Institution: Seattle Public Library
Job Title: African American Collection and Community Engagement Librarian
Brief Job Description: The scope includes the management of the African American Collection, including maintenance and amplification (developing new ways of thinking about the collection). The collection has over 10k items. Additionally, I have typical adult services tasks, including development for the adult fiction and non-fiction collection, information and reference work, and any professional development work expected of an early career librarian. Lastly, my job also involves community engagement. This is largely being an active member in the community (showing up at events and learning more about the history and connections in the Central District), developing and enriching community partnerships, and serving as a connector between community members and the organizations that serve them.
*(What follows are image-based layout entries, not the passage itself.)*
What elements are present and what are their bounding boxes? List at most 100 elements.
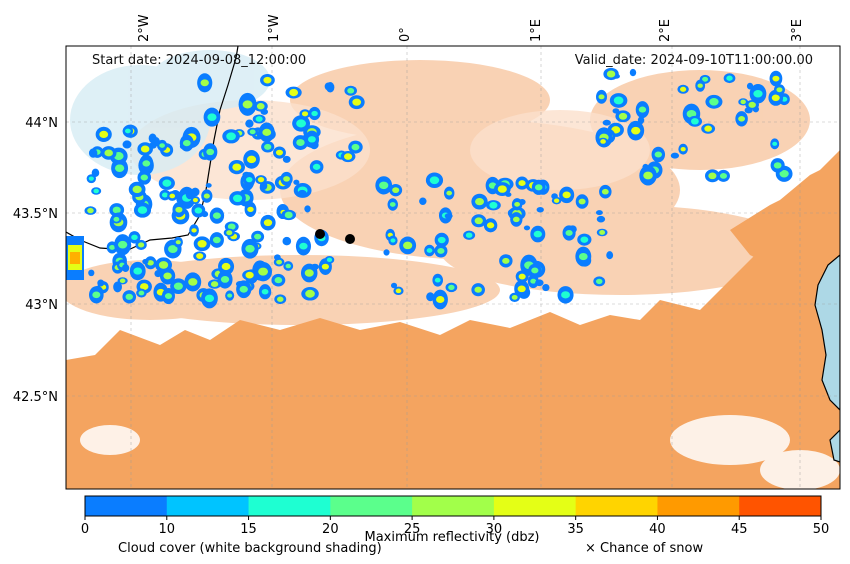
reflectivity-core [161, 192, 169, 198]
reflectivity-core [221, 262, 231, 271]
reflectivity-core [137, 206, 148, 214]
reflectivity-cell [259, 181, 268, 191]
reflectivity-core [517, 285, 526, 293]
reflectivity-core [159, 143, 165, 148]
reflectivity-core [169, 193, 176, 199]
reflectivity-core [212, 236, 221, 244]
reflectivity-core [175, 240, 181, 245]
colorbar-tick-label: 0 [81, 522, 89, 537]
reflectivity-core [168, 245, 178, 253]
reflectivity-core [595, 278, 603, 285]
reflectivity-core [147, 260, 154, 266]
reflectivity-core [311, 110, 318, 117]
reflectivity-core [139, 283, 149, 291]
reflectivity-cell [746, 82, 754, 90]
reflectivity-core [474, 217, 483, 225]
lon-label: 1°E [529, 19, 544, 42]
reflectivity-core [719, 172, 728, 179]
reflectivity-core [561, 291, 570, 299]
reflectivity-cell [383, 249, 390, 256]
reflectivity-core [140, 174, 149, 181]
colorbar-segment [166, 496, 250, 516]
reflectivity-core [486, 222, 495, 229]
colorbar-tick-label: 10 [159, 522, 176, 537]
reflectivity-core [580, 236, 589, 243]
reflectivity-core [740, 99, 746, 105]
reflectivity-core [258, 267, 268, 276]
lat-label: 43°N [25, 298, 58, 313]
colorbar-segment [739, 496, 822, 516]
reflectivity-core [93, 188, 99, 194]
lat-label: 42.5°N [13, 390, 58, 405]
reflectivity-core [704, 125, 712, 132]
reflectivity-core [435, 296, 445, 303]
reflectivity-core [263, 219, 273, 227]
reflectivity-core [276, 296, 284, 302]
reflectivity-core [188, 278, 198, 286]
reflectivity-core [533, 230, 542, 238]
colorbar-tick-label: 15 [240, 522, 257, 537]
reflectivity-core [726, 75, 733, 81]
colorbar-segment [657, 496, 740, 516]
reflectivity-core [164, 293, 173, 299]
reflectivity-cell [390, 282, 398, 289]
reflectivity-core [697, 83, 703, 88]
reflectivity-core [680, 147, 686, 152]
reflectivity-core [553, 198, 560, 203]
reflectivity-core [601, 188, 609, 195]
colorbar-tick-label: 35 [567, 522, 584, 537]
reflectivity-cell [444, 213, 453, 219]
reflectivity-core [748, 101, 756, 108]
location-marker [315, 229, 325, 239]
reflectivity-core [511, 294, 518, 300]
reflectivity-core [389, 202, 396, 207]
reflectivity-cell [642, 163, 649, 171]
reflectivity-core [448, 284, 455, 290]
reflectivity-core [395, 288, 402, 294]
longitude-labels: 2°W 1°W 0° 1°E 2°E 3°E [137, 14, 805, 42]
land-shading-south [66, 160, 840, 489]
reflectivity-core [437, 236, 446, 244]
reflectivity-cell [88, 148, 98, 158]
colorbar-segment [575, 496, 658, 516]
reflectivity-core [598, 94, 605, 100]
reflectivity-core [437, 247, 445, 254]
reflectivity-core [578, 198, 586, 205]
reflectivity-core [138, 242, 145, 248]
reflectivity-core [283, 176, 290, 182]
reflectivity-core [227, 293, 233, 298]
reflectivity-core [429, 176, 440, 185]
reflectivity-core [613, 96, 624, 105]
reflectivity-core [119, 278, 126, 284]
reflectivity-cell [88, 269, 95, 277]
reflectivity-core [351, 143, 360, 151]
reflectivity-core [264, 143, 272, 150]
reflectivity-core [245, 244, 255, 253]
reflectivity-core [296, 139, 305, 146]
reflectivity-core [518, 273, 526, 280]
colorbar-ticks: 0 10 15 20 25 30 35 40 45 50 [81, 516, 829, 537]
reflectivity-cell [670, 152, 680, 159]
reflectivity-core [140, 145, 150, 153]
colorbar-tick-label: 20 [322, 522, 339, 537]
reflectivity-core [534, 184, 543, 191]
colorbar-segment [330, 496, 413, 516]
reflectivity-cell [542, 283, 550, 292]
reflectivity-core [643, 171, 653, 180]
lon-label: 2°W [137, 14, 152, 42]
reflectivity-cell [205, 183, 212, 188]
colorbar-tick-label: 50 [813, 522, 830, 537]
reflectivity-core [709, 97, 719, 106]
reflectivity-core [158, 261, 169, 269]
lon-label: 1°W [267, 14, 282, 42]
reflectivity-core [191, 228, 197, 233]
reflectivity-core [773, 162, 782, 169]
reflectivity-core [227, 223, 236, 230]
reflectivity-core [114, 164, 125, 172]
reflectivity-cell [122, 140, 132, 149]
reflectivity-core [304, 269, 314, 277]
reflectivity-core [131, 234, 138, 241]
reflectivity-core [299, 242, 308, 250]
reflectivity-core [226, 132, 236, 141]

What got you interested in libraries?
I was drawn to librarianship through my desire to engage with my community. The idea of “engagement” has transformed over the years for me, at first it manifested as a desire to create a great deal of public programming, then as I moved into the academic libraries it was to teach and create helpful resources for students, and now in my current role I think engagement is more advocating and preserving narratives and histories. Libraries can do it all and being a librarian can change as you go on in your career.
What is one of your favorite things about NMRT?
The patience and constant support that NMRT has for their members. As librarians, we all know a lot about juggling a multitude of tasks every day. I know in my position that I find it hard to carve out time to do anything extra, in fact, I often end up losing things through the constant shuffle of daily tasks. However, NMRT constantly finds ways to support librarians regardless of their workload and time in the profession. The support at conferences and even just the consistency of outreach about their services are impressive for a round table. I never feel pressured to participate or that if I reach out, I will be ignored. I am so happy to be a member and would encourage others to join as well!
Do you have any advice for other new librarians?
I would say that it is so important to find a mentor or peer mentor in this field. I think having the proper guidance on projects or job opportunities is crucial. I would not be in the position that I am in without the mentors I met along the way, especially Twanna Hodge. I know finding the right mentor can be difficult. NMRT has a mentorship program, and I would recommend people consider participating. However, even taking a look around you and seeing which colleagues, supervisors, or community members would serve as a good mentor is a great start.